以下は、各メソッドについて重要なポイントをまとめたものです。
Winsock カーネル関数の使用
WSK アプリケーションはソケット操作を駆動します。つまり、WSK アプリケーションはソケット操作が発生するタイミングを制御します。 これにより、WSK アプリケーションで必要な同期が簡略化される場合があります。
WSK アプリケーションは、ソケット関数に IRP を提供します。 これらの IRP は、ソケット操作が完了するまで WSK サブシステムによってキューに入れられます。 WSK 関数での IRP の使用の詳細については、「Winsock カーネル関数での IRP の使用」を参照してください。
WSK アプリケーションは、WSK サブシステムによって各操作が完了するまで IRP を待機することで、ブロッキング ソケット操作を実行できます。
WSK アプリケーションでは、接続指向ソケットで高パフォーマンスのデータ転送を確保したり、受信データグラムがデータグラム ソケットで削除されたり、リッスンしているソケットで受信接続が削除されないようにするために、状況によっては複数のソケット操作をキューに入れた状態にする必要があります。

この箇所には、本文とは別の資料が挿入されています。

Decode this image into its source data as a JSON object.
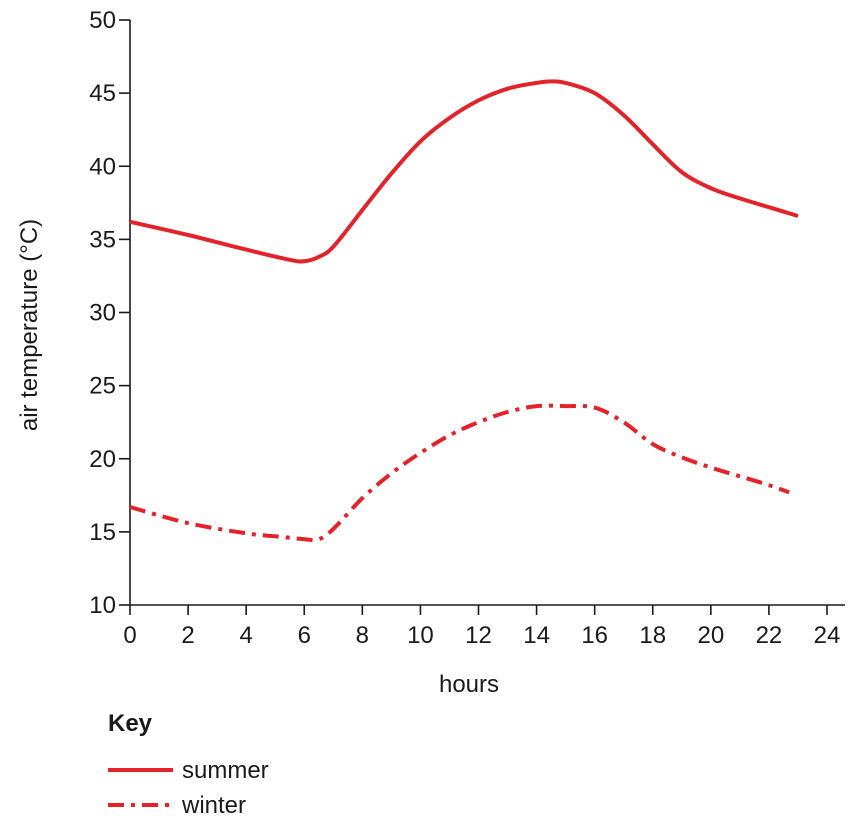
{
  "chart_data": {
    "type": "line",
    "xlabel": "hours",
    "ylabel": "air temperature (°C)",
    "xlim": [
      0,
      24
    ],
    "ylim": [
      10,
      50
    ],
    "xticks": [
      0,
      2,
      4,
      6,
      8,
      10,
      12,
      14,
      16,
      18,
      20,
      22,
      24
    ],
    "yticks": [
      10,
      15,
      20,
      25,
      30,
      35,
      40,
      45,
      50
    ],
    "grid": false,
    "legend": {
      "title": "Key",
      "placement": "bottom-left"
    },
    "series": [
      {
        "name": "summer",
        "style": "solid",
        "color": "#e3232a",
        "x": [
          0,
          2,
          4,
          5.5,
          6,
          6.5,
          7,
          8,
          9,
          10,
          11,
          12,
          13,
          14,
          14.5,
          15,
          16,
          17,
          18,
          19,
          20,
          21,
          22,
          23
        ],
        "y": [
          36.2,
          35.3,
          34.3,
          33.6,
          33.5,
          33.8,
          34.5,
          37.0,
          39.5,
          41.7,
          43.3,
          44.5,
          45.3,
          45.7,
          45.8,
          45.7,
          45.0,
          43.5,
          41.5,
          39.6,
          38.5,
          37.8,
          37.2,
          36.6
        ]
      },
      {
        "name": "winter",
        "style": "dash-dot",
        "color": "#e3232a",
        "x": [
          0,
          2,
          4,
          5,
          6,
          6.5,
          7,
          8,
          9,
          10,
          11,
          12,
          13,
          14,
          15,
          16,
          17,
          18,
          19,
          20,
          21,
          22,
          22.7
        ],
        "y": [
          16.7,
          15.6,
          14.9,
          14.7,
          14.5,
          14.5,
          15.2,
          17.3,
          19.0,
          20.4,
          21.6,
          22.5,
          23.2,
          23.6,
          23.6,
          23.5,
          22.5,
          21.0,
          20.1,
          19.4,
          18.8,
          18.2,
          17.7
        ]
      }
    ]
  }
}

WSK アプリケーションは、データ転送操作用のデータ バッファーを提供します。 これにより、データのコピーが必要になる回数が減ります。 ただし、WSK アプリケーションが複数のデータ転送操作をキューに入れたままにする場合、アプリケーションはキューに入っている各データ転送操作のデータ バッファーを WSK サブシステムに提供する必要があります。 したがって、WSK アプリケーションに追加のメモリ リソースが必要になる場合があります。
イベントコールバック関数の使用
WSK サブシステムはソケット操作を駆動します。つまり、WSK サブシステムは、ソケットのイベント コールバック関数を呼び出すことによって、ソケットのイベントを WSK アプリケーションに通知します。 WSK アプリケーションでは、イベント コールバック関数の非同期性を処理するために、より複雑な同期が必要になる場合があります。
WSK アプリケーションは、ソケット操作に IRP を使用しません。
WSK アプリケーションでは、ソケット操作をキューに入れる必要はありません。 WSK サブシステムは、ソケットのイベントが発生するとすぐに WSK アプリケーションのイベント コールバック関数を呼び出します。 ソケットのイベント コールバック関数が呼び出される速度に WSK アプリケーションが追いつける場合、イベント コールバック関数を使用すると、最大限のパフォーマンスを実現しながらデータグラムまたは受信接続が破棄される可能性が最も低くなります。
WSK サブシステムは、データ転送操作用のデータ バッファーを提供します。 WSK アプリケーションは、WSK サブシステムがメモリ リソースを使い果たさないように直ちに、または妥当な時間内に、これらのデータ バッファーを WSK サブシステムに解放する必要があります。 したがって、WSK アプリケーションでは、WSK サブシステムが所有するデータ バッファーから独自のデータ バッファーにデータをコピーしなければならない場合があります。
注: 上記のリストは必ずしも網羅的ではありません。 特定の WSK アプリケーションに最適な方法を選択するにあたって、ほかにも考慮すべき点があります。